SOUVENIRS, SOUVENIRS

 

Dans l’éducation que chacun de nous a reçu, certaines assertions ont laissé des traces que rien ne pourra effacer. Pour les chrétiens, ce sont des Tu ne tueras point ou Tu ne témoigneras pas à tort contre ton prochain. Pour les laïques, des Ne fais pas à autrui, et caetera… Pour tous, à l’école, le maître et ensuite le professeur nous ont enseigné que Voltaire et la tolérance….

Aujourd’hui, le monde de la corrida est férocement critiqué par ceux que l’on a trop facilement baptisé les anti. Et les aficionados, qui eux sont pour, sont affublés des insultes les plus vives, sadiques, tortionnaires, maniaques. Un chanteur en vogue a même qualifié les dames qui vont aux arènes de pétasses emperlouzées…

Rien de nouveau sous le soleil. Jacques Brel disait à peu prés la même chose. Et plus d’un écrivain de la fin du XIX° siècle. Théophile Gautier fils écrivait en 1884: « Les courses de taureaux ne sont pas un plaisir, c’est la satisfaction d’une passion sauvage et brutale, mais humaine ; et il résulte de ce spectacle un mélange d’assouvissement et de lassitude, tel qu’on en ressent au lendemain d’une grande débauche. ».

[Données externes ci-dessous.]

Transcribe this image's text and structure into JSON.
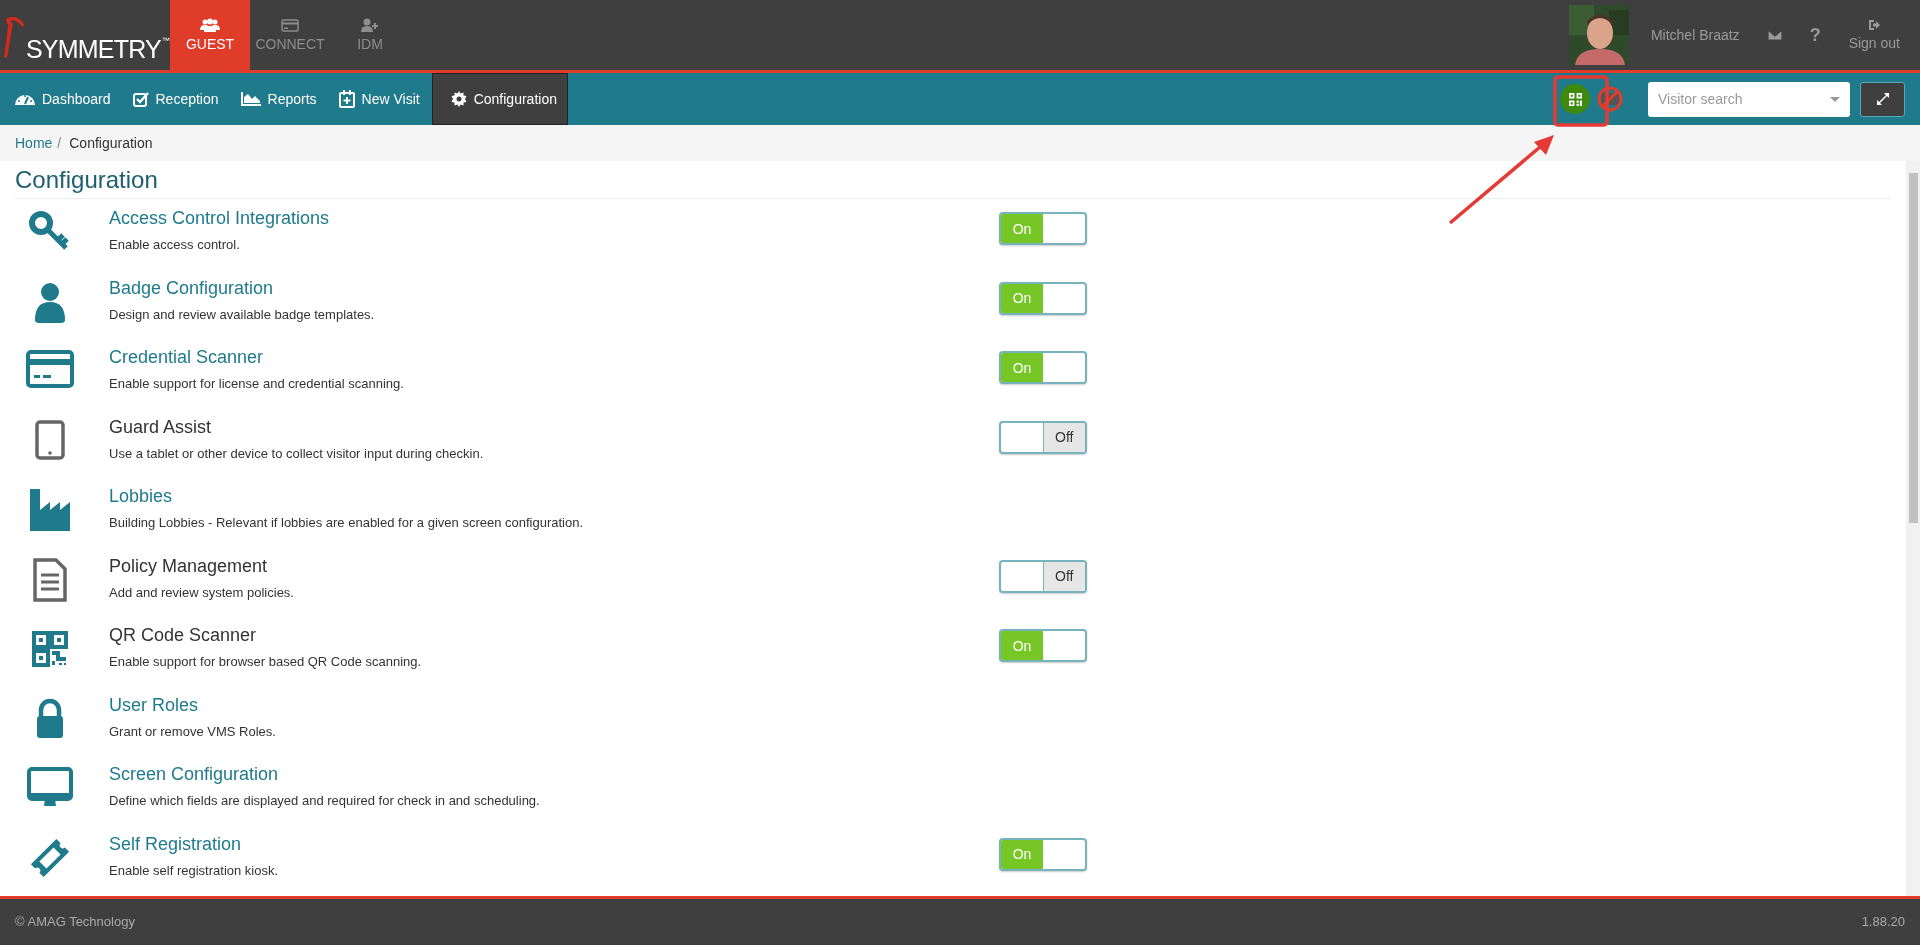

Tiens, on peut ajouter débauché à sadique et tortionnaire ! James Condamin, éminent lettré catholique lyonnais, parlait en 1880 de tueries sauvages, de fêtes cruelles indignes de l’humanité.

Pierre Margé –qui ne saurait être un aïeul de Robert Margé !- notait en 1909 que de tous ces êtres (les spectateurs dans l’arène) montait une odeur forte et âcre, une odeur de fauve en rut. Tel autre parle en 1895 d’une odeur fade de boucherie. L’abbé Cordier, en fin observateur, assure en 1882, que le torero cache hypocritement l’épée derrière la muleta. Le célèbre Léon de Rosny, auteur en 1894 de Taureaux et mantilles, affirme qu’à la seule course à laquelle il a assisté, il y avait peu de femmes et que les seules présentes étaient vieilles et laides. Pour Henri Rochefort, fameux opposant, ces femmes aficionadas sont de viles femelles.

Mais les femmes, comme les hommes, vont toujours aux arènes, à cinq heures de l’après midi. Aujourd’hui.

En vérité, les opposants au combat de l’homme et du taureau existent et sont actifs depuis qu’existe le combat lui-même. L’un des premiers ? Le pape Pie V, qui interdit de sépulture chrétienne, en 1567, ceux qui viendraient à trouver la mort dans ces luttes. Difficile de faire mieux. Monseigneur Plantier, Monseigneur Besson, évêques de Nîmes, ont eux aussi stigmatisé les corridas. Mais en 1984, Monseigneur Cadillac, lui aussi évêque dans la capitale du Gard, parlait de libre choix pour les chrétiens qui allaient aux arènes. Question d’époque…

Au XVIII° siècle en Espagne, ce sont les philosophes des lumières qui se manifestent. Jovellanos, Feijoo affirment que les terres consacrées à l’élevage des taureaux de combat seraient mieux utilisées si on y plantait du blé. Ou que les toreros feraient mieux de travailler. En Espagne, la corrida se porte de nos jours mieux que jamais…

Comme se porte bien la critique et comme sont actifs les opposants. Il est indigne de chercher dans la personnalité de certains anti-corrida des travers qui pourraient les affaiblir. « La règle d’or de la conduite est la Tolérance mutuelle, car nous ne penserons jamais tous de la même façon, nous ne verrons qu’une partie de la vérité et sous des angles différents » a écrit Gandhi .

Il est temps de reconnaître qu’il y a dans la corrida une certaine violence, comme dans certains sports, comme dans de nombreuses activités humaines. Que la cruauté est aussi présente d’une certaine façon. Que sur les écrans de télévision, le journal de 20 heures devrait souvent mentionner la formule déconseillé aux moins de 10 ans…

Affirmons seulement que l’Homme se grandit quand il domine la Bête. Que cette bête est un fauve, et non un animal domestique. Que maîtriser ce fauve qui pèse une demi tonne et dont les cornes ne cherchent qu’à tuer, et en créant une œuvre de beauté, est un acte exceptionnel. Le seul acte de création où le courage physique aboutit à une œuvre d’art.

Et continuons à faire connaître tous les rouages, parfois secrets, souvent mystérieux, de la course de taureaux que nous aimons. Et qui jouit d’une parfaite légalité dans le Midi de la France. Sans insulter ou mépriser. En songeant à ce proverbe persan qui invite à la bienveillance envers les amis, et à la tolérance à l’égard des ennemis.